We can follow the same procedure for \(M_s\). The saturated model perfectly fits the data, so the estimated probability of heart disease reflects the actual outcome. In other words, if \(HD_i = 1\), then \(P(HD_i = 1) = 1\). And if \(HD_i = 0\), then \(P(HD_i = 1) = 0\).

# Create a copy of the data frame as to not overwrite the original data
heart_s <- heart

# Calculate the probability of a patient having or not having a heart disease 
# using the saturated model (i.e., the model perfectly fits the data)
heart_s$EstProb_HD_1 <- heart_s$HeartDisease
heart_s$EstProb_HD_0 <- 1 - heart_s$HeartDisease

heart_s <- heart_s %>%
  dplyr::mutate(
    ProbOutcome = EstProb_HD_1^HeartDisease * EstProb_HD_0^(1 - HeartDisease),
    LogProbOutcome = log(ProbOutcome)
  )
Age Heart Disease P(HD = 1) P(HD = 0) P(Outcome) Log(P(Outcome))
40 0 0 1 1 0
49 1 1 0 1 0
37 0 0 1 1 0
48 1 1 0 1 0
54 0 0 1 1 0
39 0 0 1 1 0
45 0 0 1 1 0
54 0 0 1 1 0
37 1 1 0 1 0
48 0 0 1 1 0
37 0 0 1 1 0
58 1 1 0 1 0
39 0 0 1 1 0
49 1 1 0 1 0
42 0 0 1 1 0
54 0 0 1 1 0
38 1 1 0 1 0
43 0 0 1 1 0
60 1 1 0 1 0
36 1 1 0 1 0

Finally, we obtain the log-likelihood for the saturated model \(LL_s\):

ll_s <- sum(heart_s$LogProbOutcome)
ll_s
## [1] 0

2.3 Deviance

As stated earlier, the saturated model \(M_s\) perfectly fits the data, and therefore serves as our reference point for goodness-of-fit. We now use the log-likelihood values of these models to calculate the deviance. For the residual deviance \(D_p\), we have:

\[ \begin{aligned} D_p &= 2 \times (LL_s - LL_p) \\ &= 2 \times (0 - (-13.18263)) \\ &= 2 \times 13.18263 \\ &= 26.36526 \end{aligned} \]

and for the null deviance \(D_0\), we have:

\[ \begin{aligned} D_0 &= 2 \times (LL_s - LL_0) \\ &= 2 \times (0 - (-13.46023)) \\ &= 2 \times 13.46023 \\ &= 26.92047 \end{aligned} \]

As we can see, the deviance is two times the difference between the log-likelihood of the saturated model and the log-likelihood of the proposed model for the residual deviance or the log-likelihood of the null model for the null deviance.
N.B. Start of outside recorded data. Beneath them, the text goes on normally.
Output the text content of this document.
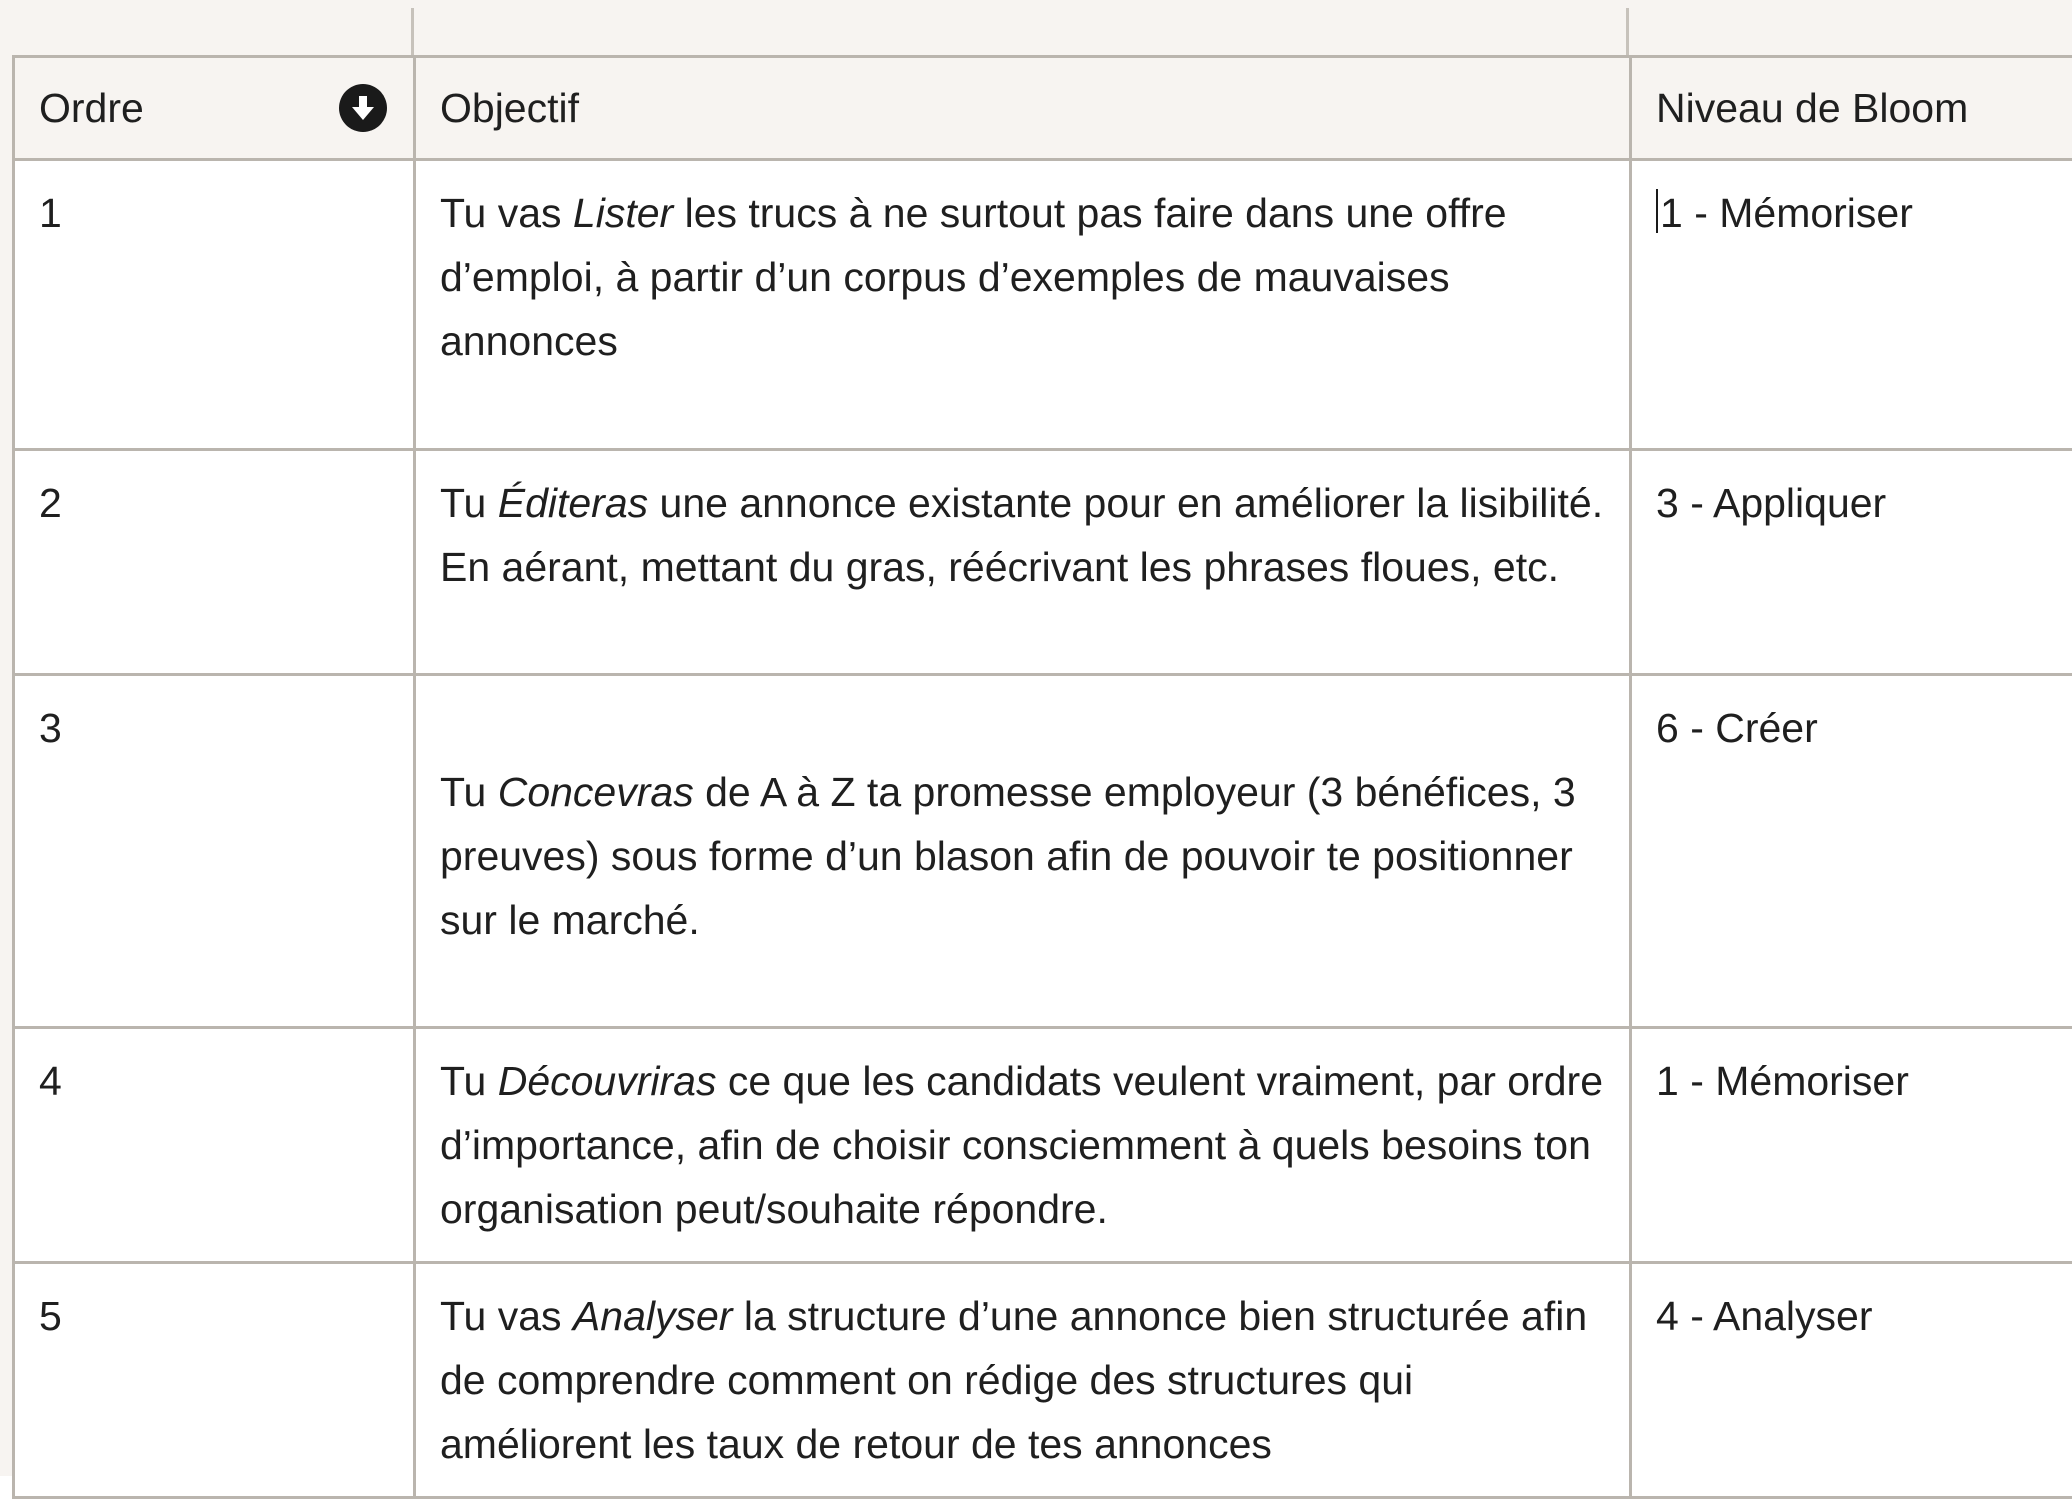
Ordre	Objectif	Niveau de Bloom

1	Tu vas Lister les trucs à ne surtout pas faire dans une offre d’emploi, à partir d’un corpus d’exemples de mauvaises annonces	1 - Mémoriser

2	Tu Éditeras une annonce existante pour en améliorer la lisibilité. En aérant, mettant du gras, réécrivant les phrases floues, etc.	3 - Appliquer

3	Tu Concevras de A à Z ta promesse employeur (3 bénéfices, 3 preuves) sous forme d’un blason afin de pouvoir te positionner sur le marché.	6 - Créer

4	Tu Découvriras ce que les candidats veulent vraiment, par ordre d’importance, afin de choisir consciemment à quels besoins ton organisation peut/souhaite répondre.	1 - Mémoriser

5	Tu vas Analyser la structure d’une annonce bien structurée afin de comprendre comment on rédige des structures qui améliorent les taux de retour de tes annonces	4 - Analyser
The deviance quantifies how much the null and proposed models differ from the saturated model in terms of goodness-of-fit.

In a following chapter, we will explain how we can use these deviance value to perform statistical hypothesis tests to formally compare the proposed model to the null model.